Stealing Part of a Production Language Model
- Nicholas Carlini ,
- Daniel Paleka ,
- Krishnamurthy Dj Dvijotham ,
- Thomas Steinke ,
- Jonathan Hayase ,
- A. Feder Cooper ,
- Katherine Lee ,
- Matthew Jagielski ,
- Milad Nasr ,
- Arthur Conmy ,
- Itay Yona ,
- Eric Wallace ,
- David Rolnick ,
- Florian Tramèr
Best Paper
Download BibTexWe introduce the first model-stealing attack that extracts precise, nontrivial information from black-box production language models like OpenAI’s ChatGPT or Google’s PaLM-2. Specifically, our attack recovers the embedding projection layer (up to symmetries) of a transformer model, given typical API access.
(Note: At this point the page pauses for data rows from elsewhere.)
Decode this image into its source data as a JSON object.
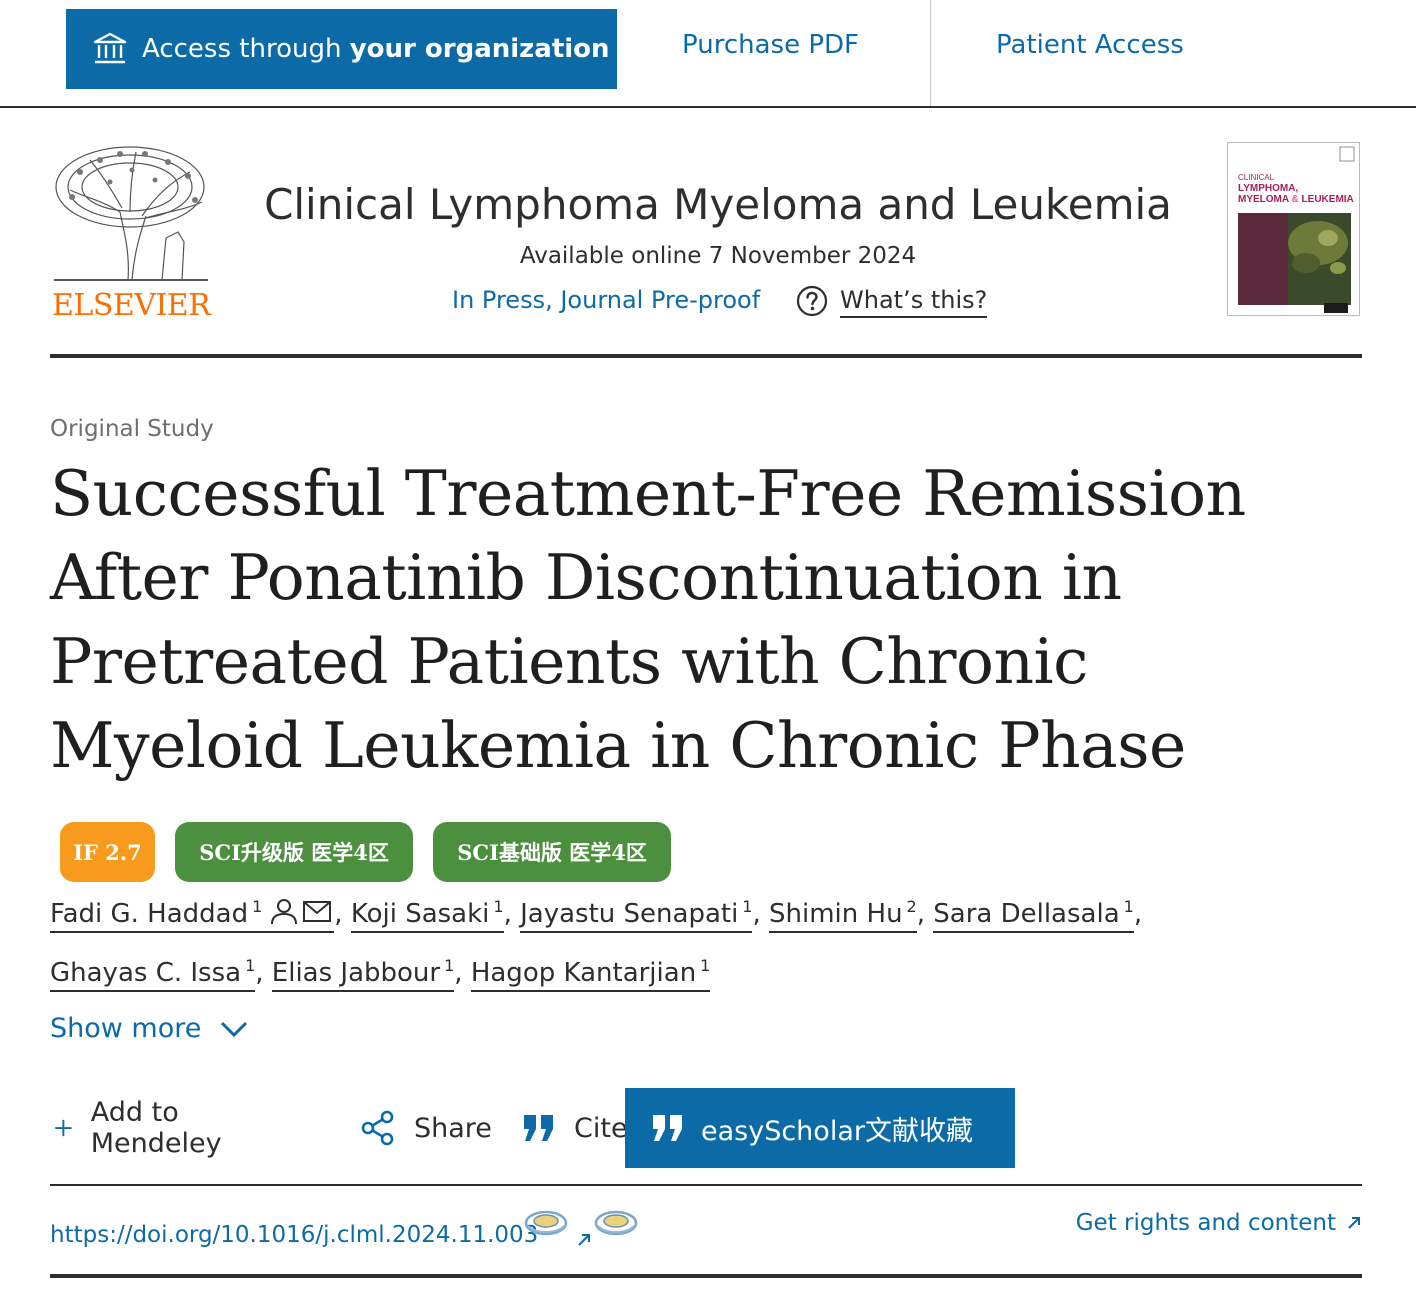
{
  "access_bar": {
    "access_prefix": "Access through ",
    "access_bold": "your organization",
    "purchase_pdf": "Purchase PDF",
    "patient_access": "Patient Access"
  },
  "journal": {
    "publisher": "ELSEVIER",
    "title": "Clinical Lymphoma Myeloma and Leukemia",
    "available": "Available online 7 November 2024",
    "status": "In Press, Journal Pre-proof",
    "whats_this": "What’s this?",
    "cover_small": "CLINICAL",
    "cover_line1": "LYMPHOMA,",
    "cover_line2": "MYELOMA",
    "cover_amp": "&",
    "cover_line3": "LEUKEMIA"
  },
  "article": {
    "type": "Original Study",
    "title": "Successful Treatment-Free Remission After Ponatinib Discontinuation in Pretreated Patients with Chronic Myeloid Leukemia in Chronic Phase"
  },
  "badges": {
    "impact": "IF 2.7",
    "sci_upgrade": "SCI升级版 医学4区",
    "sci_basic": "SCI基础版 医学4区"
  },
  "authors": [
    {
      "name": "Fadi G. Haddad",
      "aff": "1"
    },
    {
      "name": "Koji Sasaki",
      "aff": "1"
    },
    {
      "name": "Jayastu Senapati",
      "aff": "1"
    },
    {
      "name": "Shimin Hu",
      "aff": "2"
    },
    {
      "name": "Sara Dellasala",
      "aff": "1"
    },
    {
      "name": "Ghayas C. Issa",
      "aff": "1"
    },
    {
      "name": "Elias Jabbour",
      "aff": "1"
    },
    {
      "name": "Hagop Kantarjian",
      "aff": "1"
    }
  ],
  "show_more": "Show more",
  "toolbar": {
    "mendeley": "Add to Mendeley",
    "share": "Share",
    "cite": "Cite",
    "easyscholar": "easyScholar文献收藏"
  },
  "doi": {
    "url": "https://doi.org/10.1016/j.clml.2024.11.003",
    "rights": "Get rights and content"
  },
  "colors": {
    "link_blue": "#0c6ba6",
    "elsevier_orange": "#ff6c00",
    "badge_orange": "#f79a1e",
    "badge_green": "#4b8f3f"
  }
}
For under $20 USD, our attack extracts the entire projection matrix of OpenAI’s Ada and Babbage language models. We thereby confirm, for the first time, that these black-box models have a hidden dimension of 1024 and 2048, respectively. We also recover the exact hidden dimension size of the gpt-3.5-turbo model, and estimate it would cost under $2,000 in queries to recover the entire projection matrix. We conclude with potential defenses and mitigations, and discuss the implications of possible future work that could extend our attack.